Pourtant la tracklist, presque identique sur toute leur tournée, fut presque parfaite (même si, comme tout le monde, je trouve la partie Tour De France un peu longuette), jugez plutôt :
Numbers / Computer World / Computer World 2 Home Computer / It’s More Fun to Compute Spacelab The Man-Machine Electric Café Autobahn The Model Geiger Counter Radioactivity Tour de France / Tour de France Étape 3 / Chrono / Tour de France Étape 2 Trans-Europe Express / Metal on Metal / Abzug Planet of Visions Boing Boom Tschak / Musique Non Stop + The Wobots
Les visuels sont toujours aussi impressionnants.

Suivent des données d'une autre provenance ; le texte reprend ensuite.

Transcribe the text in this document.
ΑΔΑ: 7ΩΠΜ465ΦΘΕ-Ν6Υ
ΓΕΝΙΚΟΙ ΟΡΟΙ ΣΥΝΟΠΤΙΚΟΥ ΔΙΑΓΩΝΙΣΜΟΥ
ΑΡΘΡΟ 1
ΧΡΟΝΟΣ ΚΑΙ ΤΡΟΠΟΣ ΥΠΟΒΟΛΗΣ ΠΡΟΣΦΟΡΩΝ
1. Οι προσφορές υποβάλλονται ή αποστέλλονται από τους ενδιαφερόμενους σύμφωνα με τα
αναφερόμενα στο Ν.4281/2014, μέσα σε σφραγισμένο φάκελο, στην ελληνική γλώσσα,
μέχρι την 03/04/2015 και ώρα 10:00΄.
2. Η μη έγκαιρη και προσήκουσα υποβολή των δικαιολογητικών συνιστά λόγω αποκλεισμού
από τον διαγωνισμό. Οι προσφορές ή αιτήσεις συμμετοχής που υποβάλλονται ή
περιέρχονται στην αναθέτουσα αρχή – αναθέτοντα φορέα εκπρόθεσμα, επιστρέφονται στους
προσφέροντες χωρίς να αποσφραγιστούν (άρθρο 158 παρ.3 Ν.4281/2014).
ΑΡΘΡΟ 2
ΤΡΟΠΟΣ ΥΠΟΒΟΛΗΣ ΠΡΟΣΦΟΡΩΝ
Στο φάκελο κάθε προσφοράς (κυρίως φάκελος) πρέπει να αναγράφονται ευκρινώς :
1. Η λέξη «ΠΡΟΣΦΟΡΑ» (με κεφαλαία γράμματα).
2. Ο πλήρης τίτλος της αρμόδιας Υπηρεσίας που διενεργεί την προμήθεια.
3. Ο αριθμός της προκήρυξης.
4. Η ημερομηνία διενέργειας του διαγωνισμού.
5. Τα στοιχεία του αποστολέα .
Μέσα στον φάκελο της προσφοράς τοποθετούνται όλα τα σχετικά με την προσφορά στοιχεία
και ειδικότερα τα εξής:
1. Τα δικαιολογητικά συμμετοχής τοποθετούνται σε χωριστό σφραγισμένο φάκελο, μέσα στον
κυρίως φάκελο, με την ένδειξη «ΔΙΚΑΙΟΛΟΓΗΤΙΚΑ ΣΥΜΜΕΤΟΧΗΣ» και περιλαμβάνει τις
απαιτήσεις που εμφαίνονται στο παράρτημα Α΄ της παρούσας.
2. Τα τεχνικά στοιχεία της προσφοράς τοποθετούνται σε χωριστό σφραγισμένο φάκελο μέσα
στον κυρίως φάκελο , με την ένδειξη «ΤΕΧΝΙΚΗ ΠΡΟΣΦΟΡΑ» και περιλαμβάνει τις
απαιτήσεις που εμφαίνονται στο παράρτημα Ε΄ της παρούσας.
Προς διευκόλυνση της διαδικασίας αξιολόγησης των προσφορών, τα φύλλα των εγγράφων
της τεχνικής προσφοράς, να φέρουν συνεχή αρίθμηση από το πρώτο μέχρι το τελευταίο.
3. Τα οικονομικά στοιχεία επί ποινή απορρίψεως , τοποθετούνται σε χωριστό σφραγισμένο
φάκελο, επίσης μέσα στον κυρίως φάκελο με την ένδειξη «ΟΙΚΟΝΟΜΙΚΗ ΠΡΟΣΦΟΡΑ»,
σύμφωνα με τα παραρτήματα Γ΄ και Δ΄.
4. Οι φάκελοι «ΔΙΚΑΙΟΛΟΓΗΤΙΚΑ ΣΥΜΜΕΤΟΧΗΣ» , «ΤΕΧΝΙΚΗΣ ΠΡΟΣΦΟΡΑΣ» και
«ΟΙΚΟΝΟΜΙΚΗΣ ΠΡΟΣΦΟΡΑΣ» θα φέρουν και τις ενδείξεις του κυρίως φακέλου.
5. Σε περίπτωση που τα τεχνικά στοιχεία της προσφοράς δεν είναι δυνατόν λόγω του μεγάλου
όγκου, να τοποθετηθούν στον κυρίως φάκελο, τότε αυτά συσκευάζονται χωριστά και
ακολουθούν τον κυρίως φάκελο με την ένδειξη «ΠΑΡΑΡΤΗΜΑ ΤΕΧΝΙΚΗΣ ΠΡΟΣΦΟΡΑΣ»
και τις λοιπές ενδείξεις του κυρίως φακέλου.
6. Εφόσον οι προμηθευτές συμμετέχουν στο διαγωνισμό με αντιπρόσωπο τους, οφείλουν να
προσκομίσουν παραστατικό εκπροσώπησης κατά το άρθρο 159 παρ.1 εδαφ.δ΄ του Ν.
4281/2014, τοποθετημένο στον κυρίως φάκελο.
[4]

Photos par Nicolas Joubard
Le son aussi fut saisissant et brillant, je me croyais parfois dans un salon d’écoute audiophile (ça doit avoir un nom mais je ne l’ai pas), c’était surprenant, quelle puissance.
Mais cela n’a pas suffi à me subjuguer.
Snif.
Ensuite nous nous dandinâmes sans trop de conviction sur Sega Bodega.
Enfin, nous jetâmes notre énergie westante dans la « forêt » où jouait Camilla Sparksss dont nous attendions beaucoup. Ce ne fut pas un mauvais moment, loin de là, mais l’étinssselle attendue ne vint pas.
Nous chevauchâmes donc nos vélos pour la dernière fois, commandîmes quatre pizzas, les mangîmes dans la pénombre, dans notre parc… Elles avaient toutes le même goût alors qu’il y avait des végétariennes et des pas végétariennes, leur pâte était toute momolle, on les découpait et on les mangeait avec nos doigts, c’était trop bon.